When snow is forecast, it's important to take proactive steps to minimize buildup on solar panels. Gently sweeping off light snow before it freezes and using tools to safely clear heavy snow ensures solar panels can continue generating energy through winter storms.

Should I shovel snow off my solar panels?

Yes, it is recommended to shovel snow off solar panels to maintain their efficiency. Removing snow buildup helps allow sunlight to reach the panels, preventing significant energy production losses that can occur when snow covers the photovoltaic cells.

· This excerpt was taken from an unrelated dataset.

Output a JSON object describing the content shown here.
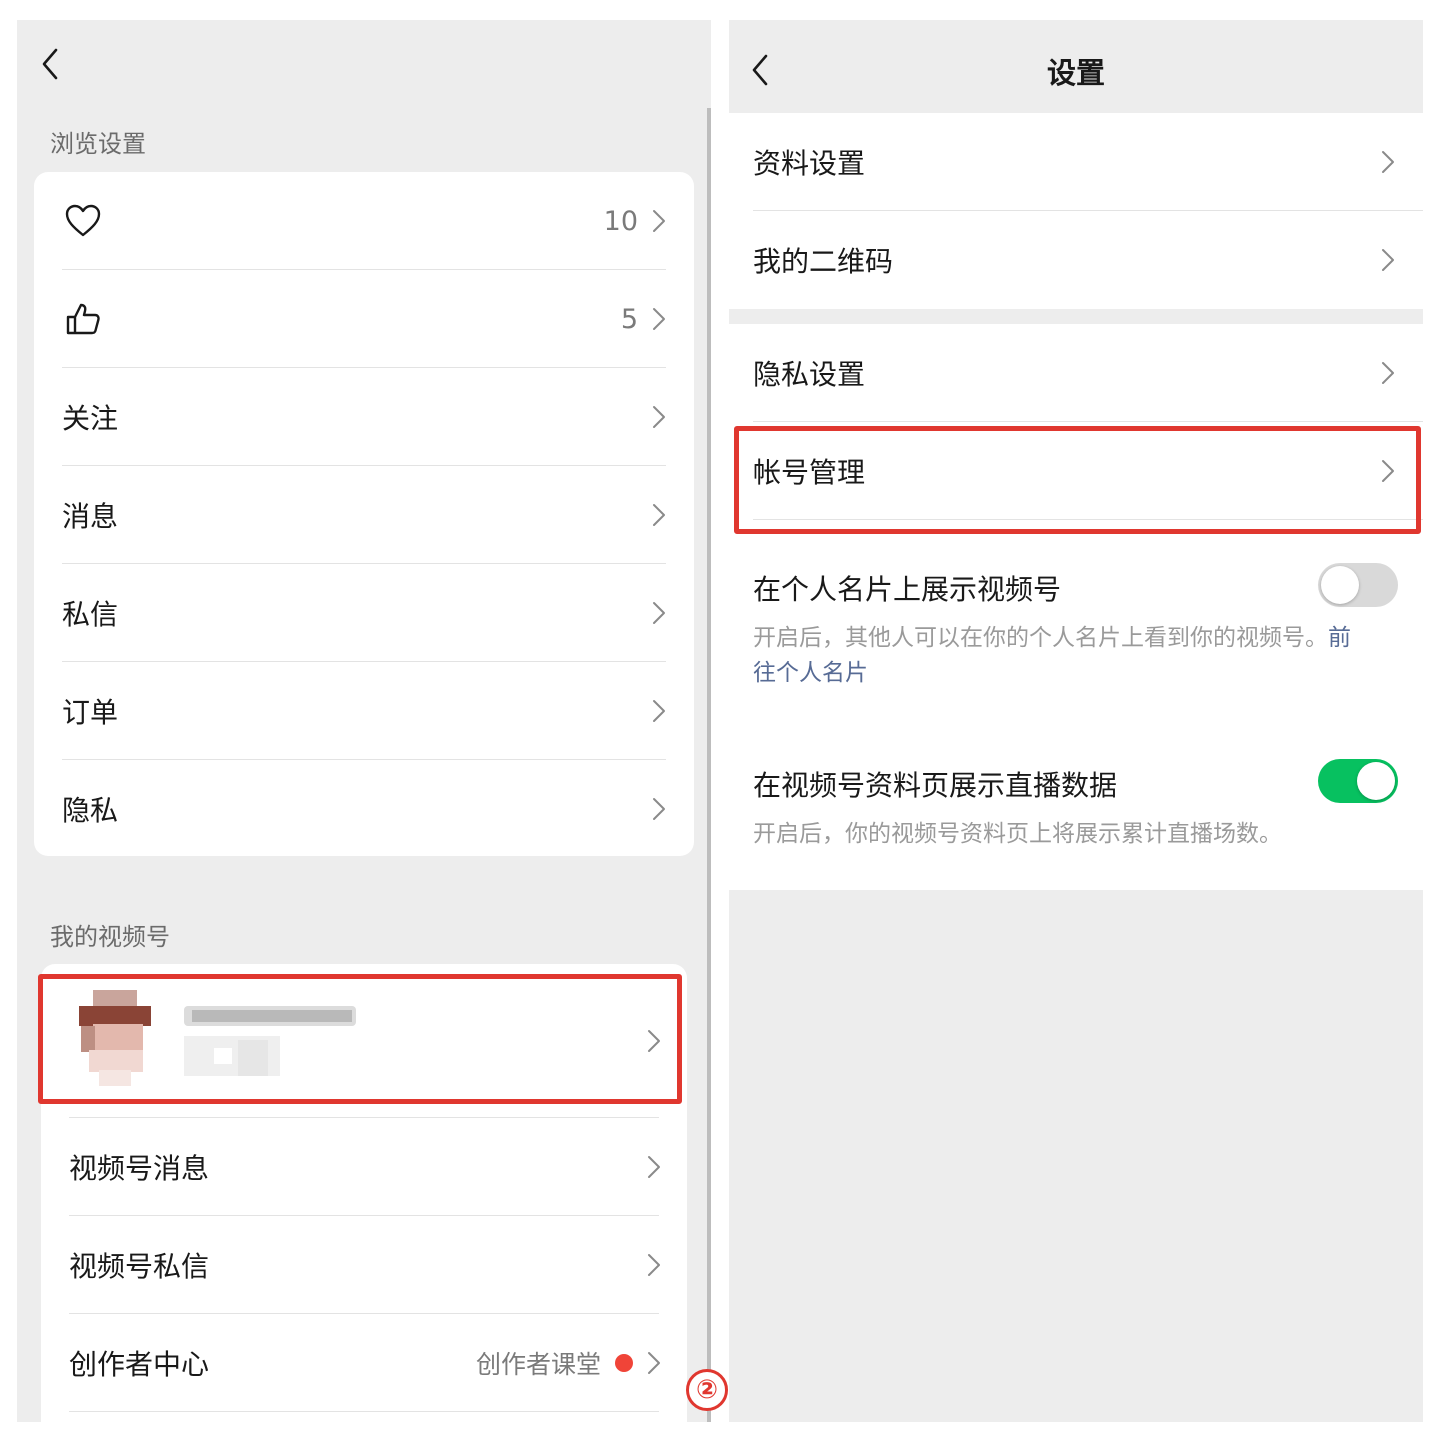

Can I put heat tape on solar panels?

Special solar panel heating systems and heat tape can be installed to automatically melt snow on panels. However, these heating methods divert some solar energy to run. Hence, the trade-off in energy efficiency needs to be evaluated based on local climate and average snowfall.

Do solar panels still work with snow on them?

Solar panels can still generate some electricity if they have light snow accumulation, but energy output will be reduced. Heavy snow or complete coverage of the panels will block sunlight and essentially halt energy production until the snow can be removed.